4. Discussion and Conclusions

In summary, our magnetization and specific heat measurements of Ba₂Mn₃(SeO₃)₆ reveal that it is a low-dimensional antiferromagnet with a short-range one-dimensional antiferromagnetic chain behavior followed by a long-range antiferromagnetic order as marked by a succession of a broad maximum at T_corr = 10.1 ± 0.1 K and a sharper anomaly at T_N = 5.7 ± 0.1 K in both magnetic susceptibility (Fisher’s specific heat) and specific heat. These observations are well-explained in terms of the spin exchanges of Ba₂Mn₃(SeO₃)₆, both antiferromagnetic and ferromagnetic, evaluated by the energy-mapping analysis. In the ordered state, Ba₂Mn₃(SeO₃)₆ exhibits a metamagnetic phase transition inherent for the Ising magnets with magnetization hysteresis most pronounced at low temperatures. Notably, no hysteresis is observed at µ₀H = 0 which points to the absence of spontaneous magnetization in Ba₂Mn₃(SeO₃)₆.

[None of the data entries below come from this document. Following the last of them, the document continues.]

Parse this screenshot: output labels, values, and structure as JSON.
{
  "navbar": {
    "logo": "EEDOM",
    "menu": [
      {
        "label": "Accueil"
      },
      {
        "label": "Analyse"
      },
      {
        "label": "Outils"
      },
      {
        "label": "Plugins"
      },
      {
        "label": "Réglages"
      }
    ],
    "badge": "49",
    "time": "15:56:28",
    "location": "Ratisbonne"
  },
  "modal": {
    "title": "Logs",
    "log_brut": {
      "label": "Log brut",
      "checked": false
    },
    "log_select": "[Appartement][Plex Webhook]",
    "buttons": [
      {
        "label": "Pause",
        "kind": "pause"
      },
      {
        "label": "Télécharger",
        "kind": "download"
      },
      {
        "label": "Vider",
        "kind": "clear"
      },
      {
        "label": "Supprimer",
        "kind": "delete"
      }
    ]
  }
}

Structurally, the title compound is organized by the honeycomb layers of Mn³⁺ ions alternating with the triangular layers of Mn²⁺ ions. Magnetically, it consists of uniform chains of integer spins S = 2 of Mn³⁺ ions and half-integer spins S = 5/2 of Mn²⁺ ions running along the a axis. Qualitatively different quantum ground states, i.e., gapped and gapless spin liquid, correspondingly, can be expected for these entities [23]. However, the interaction of these chains leads to the formation of a long-range antiferromagnetic order. It would be interesting to synthesize and study isostructural phases of Ba₂Mn₃(SeO₃)₆ where either the divalent or the trivalent magnetic ions is replaced with nonmagnetic counterparts. The exchange interactions through a chalcogenide anion such as SeO₃^2- makes the scales of magnetic fields and temperatures quite convenient for experiments with equipment readily available.

While preparing this article, we became aware of an independent unpublished study on Ba₂Mn₃(SeO₃)₆ [24], which reported experimental data similar to ours but did not provide any theoretical analysis.